Atchafalaya Basin
The Mississippi River is to the United States what the Amazon River is to South America, or what the Congo River is to Africa. A river that massive doesn’t just flow neatly into its outlet. It branches into a sprawling array of waterways and wetlands, submerging nearly the whole southern half of Louisiana on its way to the Gulf of Mexico. Through these shifting wetlands winds the wild Atchafalaya, mightiest of the mighty Mississippi River’s branches.
The Atchafalaya has never been easy to define, nor straightforward to untangle or tame. How wide it is and how wet it is depends on the season, and even the time of day, not that you would ever be able to tell where the water ended and the land began anyway. It’s wilder than your typical river, wonderfully unruly, a river-swamp meandering its way through a maze of flooded forests, oozing water in all directions along its course.
As the Atchafalaya River threads through Louisiana, from its origin at the Mississippi, winding its wild way toward its delta at the Gulf of Mexico, a long levee road ribboning alongside it, it winds through St. Martin Parish more than it winds through any other.

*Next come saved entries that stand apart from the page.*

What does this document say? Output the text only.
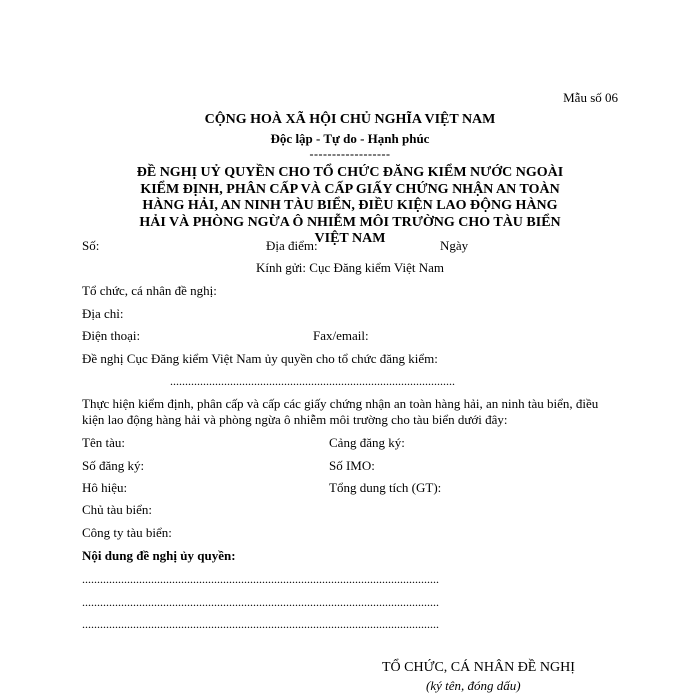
Mẫu số 06
CỘNG HOÀ XÃ HỘI CHỦ NGHĨA VIỆT NAM
Độc lập - Tự do - Hạnh phúc
------------------
ĐỀ NGHỊ UỶ QUYỀN CHO TỔ CHỨC ĐĂNG KIỂM NƯỚC NGOÀI KIỂM ĐỊNH, PHÂN CẤP VÀ CẤP GIẤY CHỨNG NHẬN AN TOÀN HÀNG HẢI, AN NINH TÀU BIỂN, ĐIỀU KIỆN LAO ĐỘNG HÀNG HẢI VÀ PHÒNG NGỪA Ô NHIỄM MÔI TRƯỜNG CHO TÀU BIỂN VIỆT NAM
Số:	Địa điểm:	Ngày
Kính gửi: Cục Đăng kiểm Việt Nam
Tổ chức, cá nhân đề nghị:
Địa chỉ:
Điện thoại:	Fax/email:
Đề nghị Cục Đăng kiểm Việt Nam ủy quyền cho tổ chức đăng kiểm:
...............................................................................................
Thực hiện kiểm định, phân cấp và cấp các giấy chứng nhận an toàn hàng hải, an ninh tàu biển, điều kiện lao động hàng hải và phòng ngừa ô nhiễm môi trường cho tàu biển dưới đây:
Tên tàu:	Cảng đăng ký:
Số đăng ký:	Số IMO:
Hô hiệu:	Tổng dung tích (GT):
Chủ tàu biển:
Công ty tàu biển:
Nội dung đề nghị ủy quyền:
.......................................................................................................................
.......................................................................................................................
.......................................................................................................................
TỔ CHỨC, CÁ NHÂN ĐỀ NGHỊ
(ký tên, đóng dấu)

Home to more than three hundred bird species, sixty-five species of reptiles and amphibians, a hundred species of fish, not to mention black bear, deer, nutria, opossum, beaver, muskrat, otter and raccoon, and more wild crawfish than anywhere else on earth, the Atchafalaya River Basin, that big bathtub of water, provides excellent opportunities for boating, hunting, fishing, camping, birdwatching and nature photography. But I’d say it goes much deeper than that.
When you’re out there, at sunrise, say, kayaking through clusters of cypress trees, and the black sky is slowly turning lavender, and ospreys are circling their nest, a feeling can completely wash over you. In those moments, you realize you’ve never seen your home planet more clearly. You’ve know you’ve never been closer to Earth.